Key features of Hypothesis:
-
Generative: Hypothesis generates input data for your tests. It explores a range of input values to discover edge cases and unusual scenarios that you might not have considered
-
Properties: Instead of writing specific test cases with known inputs and expected outputs, you define properties that your code should adhere to. Hypothesis then tests these properties with a wide variety of inputs
-
Strategies: Hypothesis provides a wide range of testing strategies for various types of data, including integers, floats, text, lists, and more. You can also create custom strategies to suit your specific needs.
-
Integration: Hypothesis can be integrated with popular testing frameworks like pytest, unittest, and nose. This allows you to seamlessly incorporate property-based testing into your existing testing workflow.
-
Root Cause: When Hypothesis finds a failing test case, it attempts to find the simplest possible input that reproduces the failure. This helps you identify the root cause of issues quickly.
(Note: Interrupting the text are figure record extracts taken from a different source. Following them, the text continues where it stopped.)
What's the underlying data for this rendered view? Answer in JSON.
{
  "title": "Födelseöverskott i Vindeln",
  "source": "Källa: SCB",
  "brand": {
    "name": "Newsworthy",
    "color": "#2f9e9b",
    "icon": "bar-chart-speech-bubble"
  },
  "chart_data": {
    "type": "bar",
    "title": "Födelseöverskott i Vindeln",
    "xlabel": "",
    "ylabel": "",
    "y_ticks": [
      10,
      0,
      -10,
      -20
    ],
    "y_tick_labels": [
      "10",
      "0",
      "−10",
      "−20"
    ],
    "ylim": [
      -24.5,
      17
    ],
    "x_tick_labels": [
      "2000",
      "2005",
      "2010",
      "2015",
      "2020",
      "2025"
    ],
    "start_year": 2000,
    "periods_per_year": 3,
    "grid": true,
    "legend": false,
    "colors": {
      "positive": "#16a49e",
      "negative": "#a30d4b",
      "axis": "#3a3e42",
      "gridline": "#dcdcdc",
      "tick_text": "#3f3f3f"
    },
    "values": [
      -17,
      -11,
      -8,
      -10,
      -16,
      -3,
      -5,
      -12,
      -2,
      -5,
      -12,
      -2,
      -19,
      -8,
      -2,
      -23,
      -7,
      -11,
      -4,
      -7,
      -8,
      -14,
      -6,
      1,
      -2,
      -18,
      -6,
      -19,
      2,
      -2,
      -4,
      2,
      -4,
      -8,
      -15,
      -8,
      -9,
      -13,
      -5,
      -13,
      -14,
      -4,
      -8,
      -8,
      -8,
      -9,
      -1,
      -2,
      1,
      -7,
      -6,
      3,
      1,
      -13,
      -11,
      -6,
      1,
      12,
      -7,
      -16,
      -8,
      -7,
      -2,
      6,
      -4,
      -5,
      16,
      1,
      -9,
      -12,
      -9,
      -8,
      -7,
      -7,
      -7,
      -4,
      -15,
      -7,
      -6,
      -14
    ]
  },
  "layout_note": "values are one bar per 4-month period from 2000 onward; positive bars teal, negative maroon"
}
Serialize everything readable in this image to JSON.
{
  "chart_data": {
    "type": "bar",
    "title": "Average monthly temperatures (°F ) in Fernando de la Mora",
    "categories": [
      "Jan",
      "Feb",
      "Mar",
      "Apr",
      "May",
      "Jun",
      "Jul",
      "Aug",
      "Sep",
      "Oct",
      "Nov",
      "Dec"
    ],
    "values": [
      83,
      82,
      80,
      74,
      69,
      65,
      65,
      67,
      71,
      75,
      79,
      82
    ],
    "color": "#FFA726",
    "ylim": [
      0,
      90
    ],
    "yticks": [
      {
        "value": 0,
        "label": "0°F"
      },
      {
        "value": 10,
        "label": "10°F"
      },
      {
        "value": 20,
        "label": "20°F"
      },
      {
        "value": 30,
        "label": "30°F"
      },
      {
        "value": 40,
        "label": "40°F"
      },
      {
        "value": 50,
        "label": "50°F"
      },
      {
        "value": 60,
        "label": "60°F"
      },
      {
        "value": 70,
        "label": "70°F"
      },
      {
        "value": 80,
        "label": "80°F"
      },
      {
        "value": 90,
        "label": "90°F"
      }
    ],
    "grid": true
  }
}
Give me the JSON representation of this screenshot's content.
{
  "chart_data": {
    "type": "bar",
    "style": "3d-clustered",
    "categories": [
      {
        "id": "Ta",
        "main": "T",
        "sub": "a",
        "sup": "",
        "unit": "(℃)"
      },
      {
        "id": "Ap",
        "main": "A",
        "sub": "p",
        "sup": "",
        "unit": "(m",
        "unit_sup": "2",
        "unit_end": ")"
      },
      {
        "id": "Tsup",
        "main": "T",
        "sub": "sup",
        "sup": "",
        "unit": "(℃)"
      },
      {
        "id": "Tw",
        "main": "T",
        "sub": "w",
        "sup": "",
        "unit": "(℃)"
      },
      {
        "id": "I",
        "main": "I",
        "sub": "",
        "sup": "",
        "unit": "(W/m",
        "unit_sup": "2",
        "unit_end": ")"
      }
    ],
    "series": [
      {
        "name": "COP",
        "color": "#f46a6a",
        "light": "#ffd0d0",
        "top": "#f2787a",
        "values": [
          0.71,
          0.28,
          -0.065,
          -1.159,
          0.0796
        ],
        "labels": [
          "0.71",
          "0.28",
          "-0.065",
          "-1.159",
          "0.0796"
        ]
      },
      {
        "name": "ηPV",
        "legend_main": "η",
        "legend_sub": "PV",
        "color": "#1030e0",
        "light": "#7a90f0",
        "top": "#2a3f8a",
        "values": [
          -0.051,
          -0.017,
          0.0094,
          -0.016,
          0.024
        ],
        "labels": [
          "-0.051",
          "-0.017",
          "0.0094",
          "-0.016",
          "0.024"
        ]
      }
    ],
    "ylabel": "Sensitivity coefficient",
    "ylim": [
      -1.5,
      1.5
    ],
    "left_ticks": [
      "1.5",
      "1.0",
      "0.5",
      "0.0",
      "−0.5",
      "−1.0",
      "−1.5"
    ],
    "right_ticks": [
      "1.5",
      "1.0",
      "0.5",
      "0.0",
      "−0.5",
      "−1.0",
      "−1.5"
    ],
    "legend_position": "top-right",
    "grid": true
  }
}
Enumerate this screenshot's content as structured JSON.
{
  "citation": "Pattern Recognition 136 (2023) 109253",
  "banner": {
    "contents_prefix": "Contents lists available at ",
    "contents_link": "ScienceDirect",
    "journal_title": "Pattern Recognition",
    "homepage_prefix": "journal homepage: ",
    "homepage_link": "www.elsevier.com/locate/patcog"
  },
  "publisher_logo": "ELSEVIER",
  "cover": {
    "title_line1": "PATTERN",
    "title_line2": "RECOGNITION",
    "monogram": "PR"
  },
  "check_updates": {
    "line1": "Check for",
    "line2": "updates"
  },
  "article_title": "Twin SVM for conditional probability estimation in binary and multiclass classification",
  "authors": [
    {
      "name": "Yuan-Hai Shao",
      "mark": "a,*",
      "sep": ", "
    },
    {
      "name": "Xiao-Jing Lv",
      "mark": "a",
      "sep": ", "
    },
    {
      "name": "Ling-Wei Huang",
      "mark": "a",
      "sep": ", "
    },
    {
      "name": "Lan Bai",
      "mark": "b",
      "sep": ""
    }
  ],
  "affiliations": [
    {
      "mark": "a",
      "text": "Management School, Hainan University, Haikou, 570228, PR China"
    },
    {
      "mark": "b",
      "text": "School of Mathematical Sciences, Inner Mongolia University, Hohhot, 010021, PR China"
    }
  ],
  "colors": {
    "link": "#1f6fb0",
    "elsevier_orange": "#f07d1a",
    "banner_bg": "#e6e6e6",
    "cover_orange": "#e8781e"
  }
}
The Tox library is a popular tool in the Python ecosystem for managing and automating the testing of Python packages across multiple environments. It helps ensure that your Python package works correctly across various Python versions, interpreters, and configurations.
Key features of Tox:
-
Cross-Environment Testing: Tox allows you to define multiple testing environments, each with a specific Python version, interpreter, and configuration. This enables you to test your code across a wide range of scenarios.
-
Isolated Virtual Environments: Tox creates isolated virtual environments for each testing environment you specify. This ensures that your tests run in clean, reproducible environments, avoiding conflicts with system-wide Python installations.
-
Automated Testing: Tox automates the entire testing process. You can run all tests for your project, including unit tests, integration tests, and more, with a single command:
tox. -
Dependency Management: Tox can handle the installation of project dependencies and testing dependencies. This ensures that the correct dependencies are installed in each virtual environment.
-
Parallel Test Execution: Tox can execute tests in parallel, taking advantage of multicore processors to speed up testing, making it suitable for large projects.
-
Integration with Testing Frameworks: Tox integrates seamlessly with popular testing frameworks like pytest, nose, unittest, and more. You can specify your preferred testing framework in the configuration.
-
Continuous Integration (CI) Integration: Tox is commonly used in CI/CD (Continuous Integration/Continuous Deployment) pipelines. It ensures that your code passes tests in various environments, helping you catch issues early.
-
Custom Environments: Besides standard Python versions and interpreters, Tox allows you to define custom testing environments, making it versatile for different project requirements.
-
Plugin System: Tox features a plugin system that allows you to extend its functionality. You can create custom plugins or use existing ones to tailor Tox to your specific needs.
-
Clean and Isolated Execution: Tox ensures that tests do not interfere with each other or with your development environment. This isolation helps maintain consistent testing results.
-
Documentation and Reporting: Tox provides documentation and reporting features that help you understand the test results across different environments and configurations.